Y cuando esa defensa expedita llegó a flaquear, apareció el meta Devecchi para ahogar dos o tres veces el grito de gol albo.

Apenas comenzado el torneo, Colo Colo ya mira desde lejos a los punteros. Lo peor: ¿hasta dónde podrá mejorar con Mouche y Blandi partiendo desde el inicio? Dicho claramente, el panorama albo se ve muy poco propicio. Mucho menos si se observa que, la próxima semana, deberá enfrentar nada menos que a Universidad Católica, un equipo que mantiene la solidez de sus últimas dos temporadas.

¿Este Colo Colo en Copa Libertadores? De no producirse un giro de 180 grados en su juego y en su rendimiento, el grupo que conforma lo espera como un simple partiquino.

PORMENORES

Campeonato Nacional. Partido válido por la tercera fecha.

Estadio: Nacional.

Público: 1.525 espectadores.

Arbitro: Roberto Tobar.

AUDAX ITALIANO: Devecchi; Bosso, Labrín, M. Fernández (46’ N. Fernández), Torres; Henríquez (76’ Lavandeira), Cabrera, Ledezma; Figueroa (68’ Canales), Holgado, Orellana.
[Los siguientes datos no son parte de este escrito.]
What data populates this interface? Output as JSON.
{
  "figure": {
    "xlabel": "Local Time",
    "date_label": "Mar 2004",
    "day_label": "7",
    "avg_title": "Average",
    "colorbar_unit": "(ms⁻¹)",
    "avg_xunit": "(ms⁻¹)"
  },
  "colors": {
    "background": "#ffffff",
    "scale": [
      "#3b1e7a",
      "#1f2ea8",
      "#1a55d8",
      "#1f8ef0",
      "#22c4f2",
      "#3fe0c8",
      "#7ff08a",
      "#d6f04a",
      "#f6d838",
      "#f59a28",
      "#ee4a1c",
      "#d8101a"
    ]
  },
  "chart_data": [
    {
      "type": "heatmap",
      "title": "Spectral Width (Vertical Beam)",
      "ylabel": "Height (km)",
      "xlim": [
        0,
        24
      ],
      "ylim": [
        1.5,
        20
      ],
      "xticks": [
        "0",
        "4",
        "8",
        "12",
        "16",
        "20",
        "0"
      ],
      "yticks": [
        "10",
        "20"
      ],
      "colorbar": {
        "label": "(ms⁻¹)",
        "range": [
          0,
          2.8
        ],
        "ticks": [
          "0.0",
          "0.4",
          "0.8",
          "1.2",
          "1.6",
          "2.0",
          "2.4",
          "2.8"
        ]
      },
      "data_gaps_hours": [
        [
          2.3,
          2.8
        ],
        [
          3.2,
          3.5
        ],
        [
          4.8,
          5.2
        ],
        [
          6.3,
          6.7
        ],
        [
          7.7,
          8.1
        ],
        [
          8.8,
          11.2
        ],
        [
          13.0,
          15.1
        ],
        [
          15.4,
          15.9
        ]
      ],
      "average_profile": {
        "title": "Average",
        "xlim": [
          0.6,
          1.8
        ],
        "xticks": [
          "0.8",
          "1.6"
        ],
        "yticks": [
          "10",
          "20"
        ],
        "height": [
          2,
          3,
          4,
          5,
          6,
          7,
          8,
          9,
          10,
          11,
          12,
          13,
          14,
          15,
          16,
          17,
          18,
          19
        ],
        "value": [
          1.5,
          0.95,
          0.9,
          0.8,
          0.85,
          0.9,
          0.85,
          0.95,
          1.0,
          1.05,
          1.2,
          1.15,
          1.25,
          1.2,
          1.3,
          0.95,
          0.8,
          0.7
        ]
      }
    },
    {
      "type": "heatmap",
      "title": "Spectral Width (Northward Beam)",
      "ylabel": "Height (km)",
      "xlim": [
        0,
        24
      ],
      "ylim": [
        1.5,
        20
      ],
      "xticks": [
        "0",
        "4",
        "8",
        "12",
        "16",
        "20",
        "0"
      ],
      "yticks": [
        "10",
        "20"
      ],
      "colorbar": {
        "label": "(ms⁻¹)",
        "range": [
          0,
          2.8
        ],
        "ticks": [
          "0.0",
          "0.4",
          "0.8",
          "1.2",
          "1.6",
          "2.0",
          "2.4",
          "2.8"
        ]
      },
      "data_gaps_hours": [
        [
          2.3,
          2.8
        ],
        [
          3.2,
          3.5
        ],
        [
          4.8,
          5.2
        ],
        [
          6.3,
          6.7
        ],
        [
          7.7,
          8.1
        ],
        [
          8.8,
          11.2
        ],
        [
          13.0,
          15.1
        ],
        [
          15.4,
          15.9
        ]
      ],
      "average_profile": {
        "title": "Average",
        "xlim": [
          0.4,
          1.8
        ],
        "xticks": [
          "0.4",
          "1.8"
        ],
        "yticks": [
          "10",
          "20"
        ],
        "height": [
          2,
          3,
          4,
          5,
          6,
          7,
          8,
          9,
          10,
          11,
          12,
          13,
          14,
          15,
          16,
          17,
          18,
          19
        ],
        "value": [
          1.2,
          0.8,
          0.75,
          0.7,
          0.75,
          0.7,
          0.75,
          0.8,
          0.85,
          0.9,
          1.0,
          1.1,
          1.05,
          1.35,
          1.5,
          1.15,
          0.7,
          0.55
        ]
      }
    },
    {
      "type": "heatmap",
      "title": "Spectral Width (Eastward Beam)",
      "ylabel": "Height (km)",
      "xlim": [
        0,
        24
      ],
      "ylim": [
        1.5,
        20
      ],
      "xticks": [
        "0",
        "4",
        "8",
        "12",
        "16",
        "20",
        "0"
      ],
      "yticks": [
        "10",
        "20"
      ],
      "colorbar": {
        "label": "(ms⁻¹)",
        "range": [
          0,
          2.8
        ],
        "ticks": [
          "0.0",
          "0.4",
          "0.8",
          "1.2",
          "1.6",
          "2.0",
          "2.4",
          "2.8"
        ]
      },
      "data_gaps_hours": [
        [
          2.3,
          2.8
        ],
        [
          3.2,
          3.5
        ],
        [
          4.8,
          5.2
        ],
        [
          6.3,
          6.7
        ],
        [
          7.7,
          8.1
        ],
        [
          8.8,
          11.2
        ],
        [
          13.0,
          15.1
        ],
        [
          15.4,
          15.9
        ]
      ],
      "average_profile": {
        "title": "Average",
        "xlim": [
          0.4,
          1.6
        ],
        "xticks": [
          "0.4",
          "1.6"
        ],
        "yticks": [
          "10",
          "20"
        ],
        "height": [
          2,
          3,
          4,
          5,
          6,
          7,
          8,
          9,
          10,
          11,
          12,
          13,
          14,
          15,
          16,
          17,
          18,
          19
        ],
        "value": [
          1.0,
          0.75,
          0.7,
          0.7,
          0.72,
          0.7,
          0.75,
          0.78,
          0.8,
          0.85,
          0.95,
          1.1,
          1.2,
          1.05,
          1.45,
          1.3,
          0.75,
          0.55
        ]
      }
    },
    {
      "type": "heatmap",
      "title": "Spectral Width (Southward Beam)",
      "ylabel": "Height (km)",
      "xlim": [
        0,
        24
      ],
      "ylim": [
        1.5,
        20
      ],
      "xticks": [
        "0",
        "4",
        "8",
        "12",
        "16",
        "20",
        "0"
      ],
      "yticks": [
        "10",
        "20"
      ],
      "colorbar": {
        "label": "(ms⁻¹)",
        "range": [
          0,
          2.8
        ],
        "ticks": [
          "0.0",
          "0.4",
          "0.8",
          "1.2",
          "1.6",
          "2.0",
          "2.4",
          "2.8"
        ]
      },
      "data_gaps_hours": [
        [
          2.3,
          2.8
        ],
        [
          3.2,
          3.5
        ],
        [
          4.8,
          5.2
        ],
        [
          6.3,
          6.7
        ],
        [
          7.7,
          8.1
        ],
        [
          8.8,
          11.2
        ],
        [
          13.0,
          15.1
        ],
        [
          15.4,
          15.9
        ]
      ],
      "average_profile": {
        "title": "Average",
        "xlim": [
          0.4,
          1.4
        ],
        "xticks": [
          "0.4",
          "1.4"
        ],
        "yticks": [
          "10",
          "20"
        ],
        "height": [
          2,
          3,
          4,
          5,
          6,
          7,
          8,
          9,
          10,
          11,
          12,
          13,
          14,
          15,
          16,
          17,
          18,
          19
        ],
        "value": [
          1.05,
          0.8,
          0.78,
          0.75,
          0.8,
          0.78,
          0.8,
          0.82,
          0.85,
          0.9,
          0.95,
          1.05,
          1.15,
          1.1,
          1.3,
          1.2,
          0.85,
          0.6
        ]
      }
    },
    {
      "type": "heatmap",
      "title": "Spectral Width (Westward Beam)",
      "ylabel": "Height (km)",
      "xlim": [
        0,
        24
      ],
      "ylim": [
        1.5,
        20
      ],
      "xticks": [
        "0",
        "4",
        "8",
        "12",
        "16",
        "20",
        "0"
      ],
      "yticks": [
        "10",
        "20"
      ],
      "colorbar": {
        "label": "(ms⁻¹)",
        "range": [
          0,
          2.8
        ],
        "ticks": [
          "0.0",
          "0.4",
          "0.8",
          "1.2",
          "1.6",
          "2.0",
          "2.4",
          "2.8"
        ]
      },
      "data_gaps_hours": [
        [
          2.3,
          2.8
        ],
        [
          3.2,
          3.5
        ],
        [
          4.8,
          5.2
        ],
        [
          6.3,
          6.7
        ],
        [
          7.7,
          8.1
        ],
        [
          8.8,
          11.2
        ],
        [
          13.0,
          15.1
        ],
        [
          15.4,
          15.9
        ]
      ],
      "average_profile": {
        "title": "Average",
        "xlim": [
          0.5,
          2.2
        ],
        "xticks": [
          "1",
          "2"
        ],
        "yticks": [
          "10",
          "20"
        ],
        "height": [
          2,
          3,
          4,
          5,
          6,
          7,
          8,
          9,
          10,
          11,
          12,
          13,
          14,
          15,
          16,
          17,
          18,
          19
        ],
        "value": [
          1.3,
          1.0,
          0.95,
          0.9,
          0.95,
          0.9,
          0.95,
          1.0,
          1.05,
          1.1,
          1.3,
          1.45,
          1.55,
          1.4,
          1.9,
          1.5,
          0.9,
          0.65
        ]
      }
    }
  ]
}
COLO COLO: Cortés; Opazo, Barroso (46´Mouche), Insaurralde, De la Fuente (76’ Véjar); Provoste, Fuentes, Valencia; Bolados, Parraguez (46’ Blandi) y Suazo.

GOLES: Para Audax Italiano, Henríquez a los 39 y Ledezma a los 43’; para Colo Colo, Blandi a los 69’.

Tarjetas amarillas: en Audax Italiano, Orellana y Labrín; en Colo Colo, Fuentes, Provoste y Bolados.